Up to 20 trains a day traversed the line then. Westbound freights were assembled in Pueblo, then rolled up the river to Canon City, Salida, Malta (the railroad junction west of Leadville), and the Continental Divide at a tunnel under Tennessee Pass — the highest through route in the United States.

On the west side of the pass, from the tunnel apex to Minturn, the steep 3% grade (elevation changing three feet for every 100 feet of travel) made for a challenge either way. Westbound trains going downhill needed additional braking power, lest they get out of control, and eastbound trains headed up that grade needed additional locomotives — helper engines — to reach the top.

From Minturn, the tracks proceeded down the Eagle River to its junction with the Colorado River at Dotsero. That was also the Tennessee Pass line’s junction with the Moffat Tunnel Route that runs west from Denver.

That’s the setting, and this video provides an extensive view of a variety of freight trains operating along the route during the summer of 1997. Both the sound (plenty of clickety-clack and squeaking flanges) and visual quality are first-rate, and the narration provides a clear explanation of what we’re seeing.

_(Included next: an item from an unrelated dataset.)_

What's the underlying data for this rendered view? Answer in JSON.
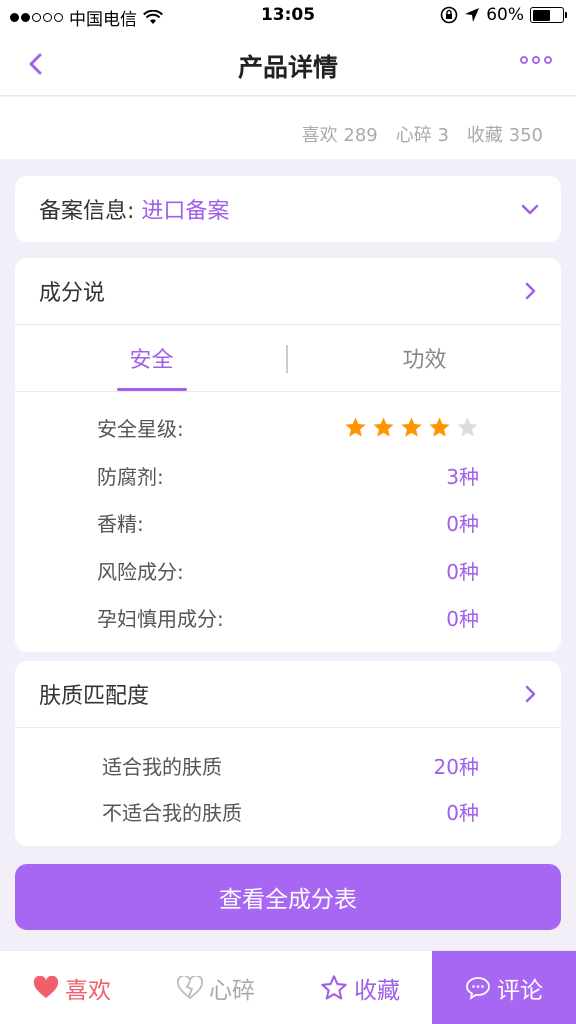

This video is designed for hard-core railroad buffs, rather than history buffs. Its focus is on operations in 1997, rather than anything that came before.

For instance, it gives lots of details about the locomotives in use, but it doesn’t mention the nearby Midland Tunnels, or the Colorado Midland Railroad, when there’s a train passing Elephant Rock north of Buena Vista.

And if you’re looking for views from the locomotive cab, or from vantages not reached by road (i.e., Royal Gorge, Brown’s Canyon, Tennessee River gorge), you’ll need to look elsewhere. The people who shot this video didn’t have any special access.

That said, it still provides some informative scenes, like four swing helpers being inserted into a long eastbound train at Minturn — an event that may have been a frequent noisy disruption to that town’s residents, but something I’d always wanted to see.

Much of the rest was familiar, but on the other hand, so was Marshall Pass when the narrow-gauge was running, and so was the Monarch Quarry Line 20 years ago — and now I’d sure like to see similar videos of their operations. So this video, even if most of its contents are vivid in many local memories, will doubtless become an important documentary in the future, especially if the rails are ever removed from the line.